Penulis: Ilham Rian Pratama
Editor: Hasanudin Aco
Laporan Wartawan Tribunnews.com, Ilham Rian Pratama
TRIBUNNEWS.COM, JAKARTA - Hitungan mundur bagi 56 pegawai nonaktif Komisi Pemberantasan Korupsi (KPK) menyelesaikan pengabdiannya semakin dekat.
Puluhan pegawai yang dinyatakan gagal menjadi aparatur sipil negara (ASN) melalui metode asesmen tes wawasan kebangsaan (TWK) akan dipecat pada 30 September 2021 lantaran dicap 'merah.'
Itu artinya, waktu mereka tinggal sepekan lagi ada di KPK, terhitung dari hari ini, Kamis (23/9/2021).
Presiden Joko Widodo (Jokowi) sejauh ini masih bersikap normatif terhadap pemecatan Novel Baswedan dan kawan-kawan. Jokowi bersuara setelah keluar putusan Mahkamah Agung (MA) dan Mahkamah Konstitusi (MK).

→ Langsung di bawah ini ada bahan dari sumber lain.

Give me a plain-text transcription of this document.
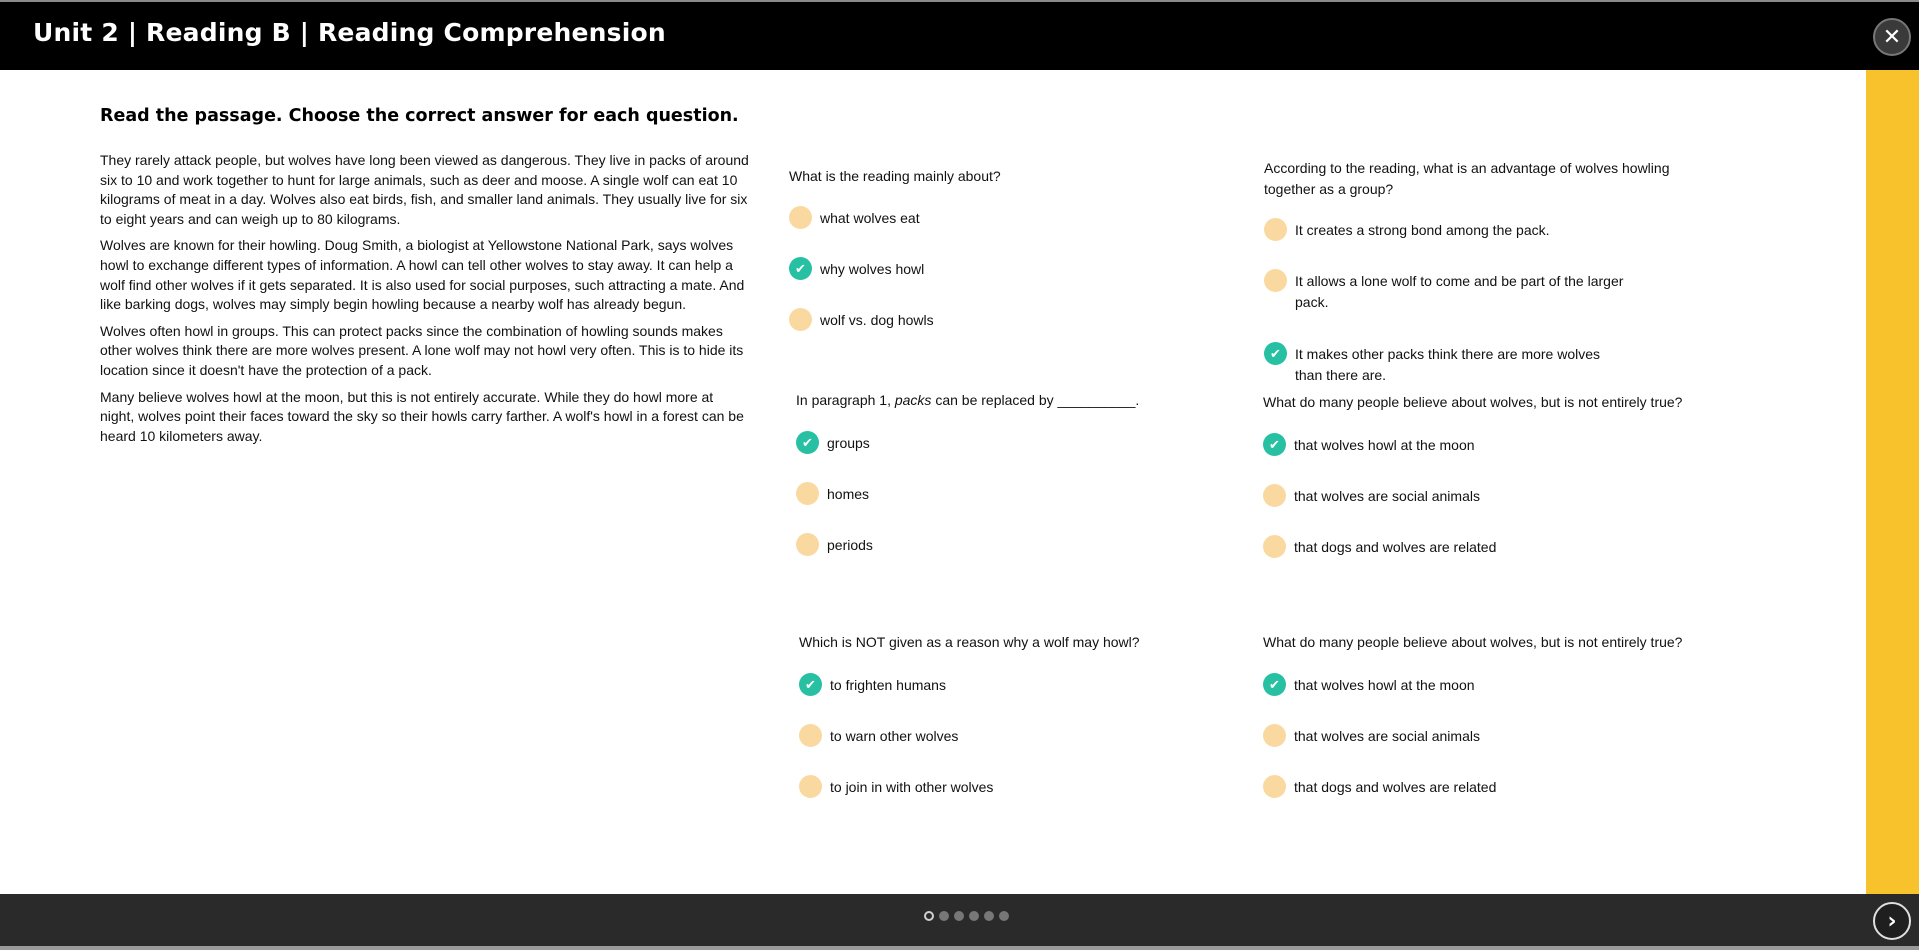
Unit 2 | Reading B | Reading Comprehension	✕
Read the passage. Choose the correct answer for each question.

They rarely attack people, but wolves have long been viewed as dangerous. They live in packs of around six to 10 and work together to hunt for large animals, such as deer and moose. A single wolf can eat 10 kilograms of meat in a day. Wolves also eat birds, fish, and smaller land animals. They usually live for six to eight years and can weigh up to 80 kilograms.

Wolves are known for their howling. Doug Smith, a biologist at Yellowstone National Park, says wolves howl to exchange different types of information. A howl can tell other wolves to stay away. It can help a wolf find other wolves if it gets separated. It is also used for social purposes, such attracting a mate. And like barking dogs, wolves may simply begin howling because a nearby wolf has already begun.

Wolves often howl in groups. This can protect packs since the combination of howling sounds makes other wolves think there are more wolves present. A lone wolf may not howl very often. This is to hide its location since it doesn't have the protection of a pack.

Many believe wolves howl at the moon, but this is not entirely accurate. While they do howl more at night, wolves point their faces toward the sky so their howls carry farther. A wolf's howl in a forest can be heard 10 kilometers away.

What is the reading mainly about?
what wolves eat
✔ why wolves howl
wolf vs. dog howls
In paragraph 1, packs can be replaced by __________.
✔ groups
homes
periods
Which is NOT given as a reason why a wolf may howl?
✔ to frighten humans
to warn other wolves
to join in with other wolves
According to the reading, what is an advantage of wolves howling together as a group?
It creates a strong bond among the pack.
It allows a lone wolf to come and be part of the larger pack.
✔ It makes other packs think there are more wolves than there are.
What do many people believe about wolves, but is not entirely true?
✔ that wolves howl at the moon
that wolves are social animals
that dogs and wolves are related
What do many people believe about wolves, but is not entirely true?
✔ that wolves howl at the moon
that wolves are social animals
that dogs and wolves are related
›
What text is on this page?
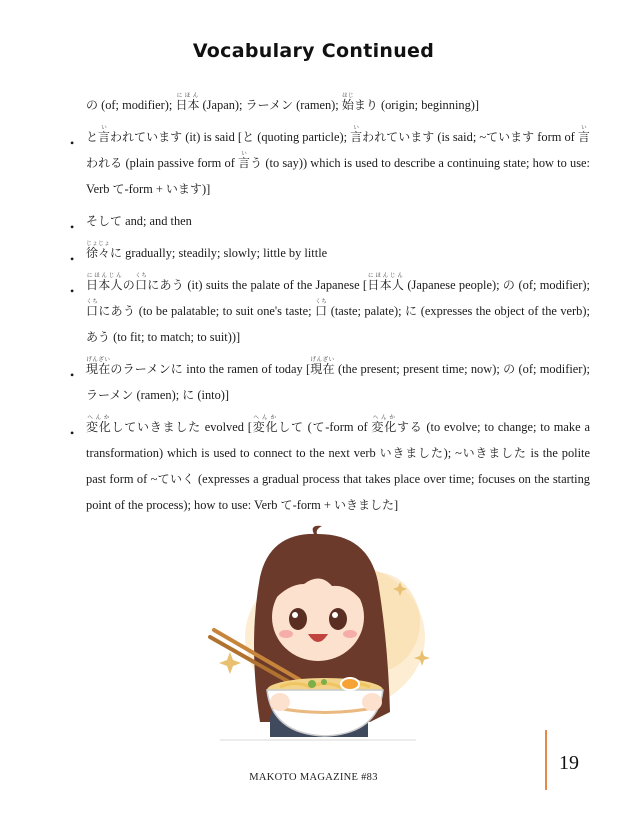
Vocabulary Continued

の (of; modifier); 日本にほん (Japan); ラーメン (ramen); 始はじまり (origin; beginning)]

• と言いわれています (it) is said [と (quoting particle); 言いわれています (is said; ~ています form of 言いわれる (plain passive form of 言いう (to say)) which is used to describe a continuing state; how to use: Verb て-form + います)]

• そして and; and then

• 徐々じょじょに gradually; steadily; slowly; little by little

• 日本人にほんじんの口くちにあう (it) suits the palate of the Japanese [日本人にほんじん (Japanese people); の (of; modifier); 口くちにあう (to be palatable; to suit one's taste; 口くち (taste; palate); に (expresses the object of the verb); あう (to fit; to match; to suit))]

• 現在げんざいのラーメンに into the ramen of today [現在げんざい (the present; present time; now); の (of; modifier); ラーメン (ramen); に (into)]

• 変化へんかしていきました evolved [変化へんかして (て-form of 変化へんかする (to evolve; to change; to make a transformation) which is used to connect to the next verb いきました); ~いきました is the polite past form of ~ていく (expresses a gradual process that takes place over time; focuses on the starting point of the process); how to use: Verb て-form + いきました]

19
MAKOTO MAGAZINE #83
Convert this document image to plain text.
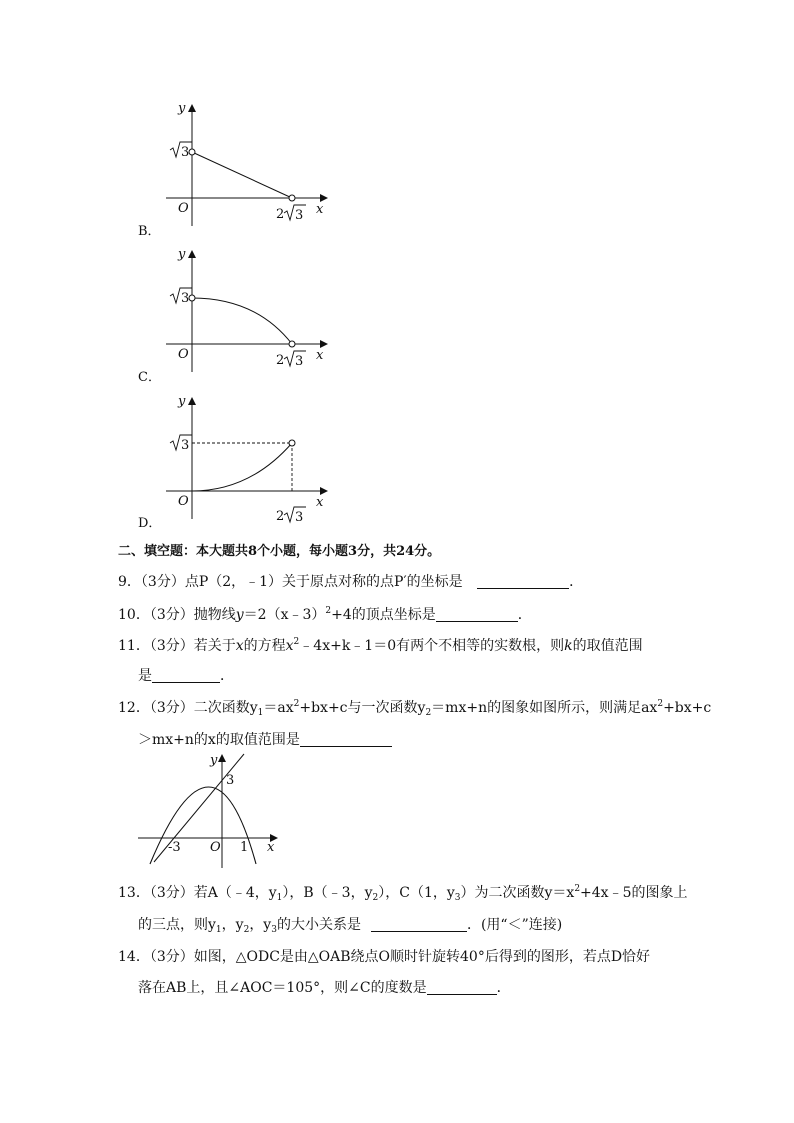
y
x
O
3
2 3
B．
y
x
O
3
2 3
C．
y
x
O
3
2 3
D．
二、填空题：本大题共8个小题，每小题3分，共24分。
9．（3分）点P（2，﹣1）关于原点对称的点P′的坐标是	．
10．（3分）抛物线y＝2（x﹣3）$^2$+4的顶点坐标是	．
11．（3分）若关于x的方程$x^2﹣4x+k﹣1=0$有两个不相等的实数根，则k的取值范围
是	．
12．（3分）二次函数$y_1=ax^2+bx+c$与一次函数$y_2=mx+n$的图象如图所示，则满足$ax^2+bx+c$
＞mx+n的x的取值范围是
y
x
O
-3	1
3
13．（3分）若A（﹣4，$y_1$），B（﹣3，$y_2$），C（1，$y_3$）为二次函数$y=x^2+4x﹣5$的图象上
的三点，则$y_1$，$y_2$，$y_3$的大小关系是	．(用“＜”连接)
14．（3分）如图，△ODC是由△OAB绕点O顺时针旋转40°后得到的图形，若点D恰好
落在AB上，且∠AOC＝105°，则∠C的度数是	．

"Jangan apa-apa ditarik ke Presiden. Ini adalah sopan-santun ketatanegaraan. Saya harus hormati proses hukum yang sedang berjalan," kata Jokowi dalam pertemuan dengan sejumlah pemimpin redaksi media di Istana Kepresidenan, Jakarta, Rabu (15/9/2021).
Baca juga: Jokowi Diminta Tangani Polemik TWK KPK, MAKI: Jangan Ayam Petelur Saja yang Dianggap Penting
Melihat hal itu, Indonesia Corruption Watch (ICW) memiliki 10 alasan mengapa Jokowi harus bersikap terkait polemik TWK KPK yang akan memecat puluhan pegawai tersebut.
Pertama, ICW mengharapkan Jokowi konsisten atas pernyataannya pada pertengahan Mei 2021.
Peneliti ICW Kurnia Ramadhana mengingatkan, pertengahan Mei lalu, Jokowi sempat mengeluarkan pernyataan bahwa TWK KPK tidak bisa dijadikan dasar untuk memberhentikan pegawai.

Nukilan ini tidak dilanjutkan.